Quand j’étais
ado, je refaisais le monde sous la douche. Aujourd’hui, j’essaye de sauver le
monde en écourtant mes douches…
Cette semaine,
donc, parlons d’eau ! En Belgique, ce n’est pas ce qui manque, elle nous
tombe du ciel sur la figure à jet continu pendant de longs mois de l’année, et
elle dégouline sur les vitres de ma fenêtre de cuisine en cet instant même. Mais
il y a aussi ces longues semaines d’été où la pluie se fait attendre. Et puis,
ce n’est pas parce qu’on a de l’eau en relative abondance qu’elle est forcément
potabilisée sans effort.
Commençons donc
au niveau « micro ». J’ai déménagé début juillet, et je suis allé vérifier
mon compteur d’eau début janvier, soit six mois plus tard. En soustrayant un mois
d’absence estivale et en considérant que mon ménage compte deux personnes (deux
enfants à mi-temps), mes 32 mètres cubes représentent en fait 105 litres d’eau
par jour et par personne. Un mauvais départ, étant donné que le Bruxellois
moyen en consomme 95 litres par jour et par personne (chiffre trouvé ici,
le site est intéressant). Il fallait donc passer à l’action, de préférence sur
plusieurs fronts à la fois.
-
Les
douches sont réduites à six minutes au maximum, et c’est un sablier de trois minutes
qui fait office de chronomètre. C’est sympa, « low-tech », et ça ne craint
pas l’humidité ! Les enfants sont le plus souvent douchés à deux, et pour ma
part, j’essaye de faire encore mieux que le sablier. L’étape suivante serait de
se contenter un matin sur deux d’une douche du visage d’une minute et d’un
passage sur mon bidet. Après tout, ce superbe bidet en faïencerie vieux rose, le
monde entier me l’envie, alors autant qu’il serve à quelque chose !
-
Les
chasses d’eau sont mutualisées quand les enfants sont là, une bouteille dans le
réservoir permet de réduire chaque utilisation d’un litre quand est venu le
moment de « la grande commission ». Huit litres au lieu de neuf, ça
suffit d’ailleurs amplement, merci ! Il faut tout de même rester attentif,
car le joint coule régulièrement. Or, comme c’est du matériel qui a de nombreuses
heures de vol, un détartrage risque de faire plus de tort que de bien. Et racheter
du neuf m’ennuierait, ça signifie jeter l’ancien, et on jette déjà assez de
choses comme ça.
-
La
lessive se fait maintenant avec des noix de lavage saponifères (merci, Dieter !)

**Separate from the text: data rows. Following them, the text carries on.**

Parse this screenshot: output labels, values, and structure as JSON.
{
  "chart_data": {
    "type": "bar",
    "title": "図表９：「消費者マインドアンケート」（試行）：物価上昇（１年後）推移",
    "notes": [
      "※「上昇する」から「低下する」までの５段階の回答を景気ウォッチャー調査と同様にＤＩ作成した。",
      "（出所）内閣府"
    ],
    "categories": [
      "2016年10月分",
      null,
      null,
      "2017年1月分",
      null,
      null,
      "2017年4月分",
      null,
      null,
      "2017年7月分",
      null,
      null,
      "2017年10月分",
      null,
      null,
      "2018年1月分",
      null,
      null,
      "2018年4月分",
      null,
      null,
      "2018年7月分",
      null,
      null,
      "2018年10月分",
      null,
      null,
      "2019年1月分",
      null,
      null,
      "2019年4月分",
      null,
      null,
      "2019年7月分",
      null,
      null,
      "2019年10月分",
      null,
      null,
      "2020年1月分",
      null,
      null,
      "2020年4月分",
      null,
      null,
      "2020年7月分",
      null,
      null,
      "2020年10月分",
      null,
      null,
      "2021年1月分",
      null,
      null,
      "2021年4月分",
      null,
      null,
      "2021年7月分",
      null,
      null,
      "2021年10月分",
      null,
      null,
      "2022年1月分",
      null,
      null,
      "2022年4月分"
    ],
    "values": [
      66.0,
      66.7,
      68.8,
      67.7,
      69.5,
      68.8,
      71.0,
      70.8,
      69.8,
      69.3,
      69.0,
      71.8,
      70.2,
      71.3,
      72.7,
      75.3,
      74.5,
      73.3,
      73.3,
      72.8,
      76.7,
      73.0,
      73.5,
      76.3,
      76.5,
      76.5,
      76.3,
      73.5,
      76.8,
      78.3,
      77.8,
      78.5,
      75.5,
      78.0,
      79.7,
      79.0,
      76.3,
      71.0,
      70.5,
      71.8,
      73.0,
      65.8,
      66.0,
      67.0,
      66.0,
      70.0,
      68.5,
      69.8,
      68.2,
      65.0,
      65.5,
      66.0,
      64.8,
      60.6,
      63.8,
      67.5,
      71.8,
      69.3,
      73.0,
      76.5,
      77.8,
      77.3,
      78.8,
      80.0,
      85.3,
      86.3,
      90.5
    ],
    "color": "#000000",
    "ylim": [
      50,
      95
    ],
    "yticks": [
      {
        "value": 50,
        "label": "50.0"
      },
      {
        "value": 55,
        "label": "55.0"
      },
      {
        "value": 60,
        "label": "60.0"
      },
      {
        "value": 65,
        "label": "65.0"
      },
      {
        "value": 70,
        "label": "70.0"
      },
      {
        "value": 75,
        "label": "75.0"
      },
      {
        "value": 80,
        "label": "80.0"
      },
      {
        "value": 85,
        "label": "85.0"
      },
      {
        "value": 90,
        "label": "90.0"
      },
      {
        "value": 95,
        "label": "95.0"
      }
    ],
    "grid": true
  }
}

et de l’adoucissant maison (eau, bicarbonate, vinaigre, huile essentielle de
lavande). Depuis, plus besoin de faire un rinçage supplémentaire, qui me semblait
incontournable avec ma poudre habituelle, sans quoi l’odeur, assez agressive,
persistait. Et pourtant, ladite poudre à lessiver est LA grande marque « douce
et hypoallergénique ». A terme, je compte d’ailleurs essayer d’autres lessives
écologiques : savon noir et savon de Marseille, lessive à base de cendres,
et plus si affinités.
Le but de toute
cette opération est de réduire la consommation d’environ 20%, pour arriver aux
alentours des 85 litres. Si j’arrive à espacer mes douches matinales, ça
pourrait facilement tomber encore plus bas. Mais jusque-là, j’avoue que je me
suis juste contenté d’y penser très fort… Si vous avez d’autres suggestions
encore, n’hésitez pas à me laisser un petit commentaire.
Outre la
consommation, il y aussi le problème des eaux usées. En dehors du fait qu’en
ville, on continue à utiliser 30% de l’eau potable pour tirer la chasse (c’est
ubuesque !), il faudrait à terme passer à des produits moins nocifs aussi
bien à salle de bain qu’à la cuisine et pour l’entretien des toilettes. Tout
cela est « work in progress », avec entre autres du savon noir, des
huiles lavantes végétales, du savon de coco, etc. Bref, tout ce qui n’est pas
du détergent, puisque ce dernier est un dérivé du pétrole. Mais il y aura plus
tard une publication spécifique sur le sujet.
Enfin, l’eau, on
devrait surtout ne pas oublier d’en boire un maximum. De préférence, celle qui
coule du robinet, si nécessaire passée au travers d’un filtre (Brita ou autre).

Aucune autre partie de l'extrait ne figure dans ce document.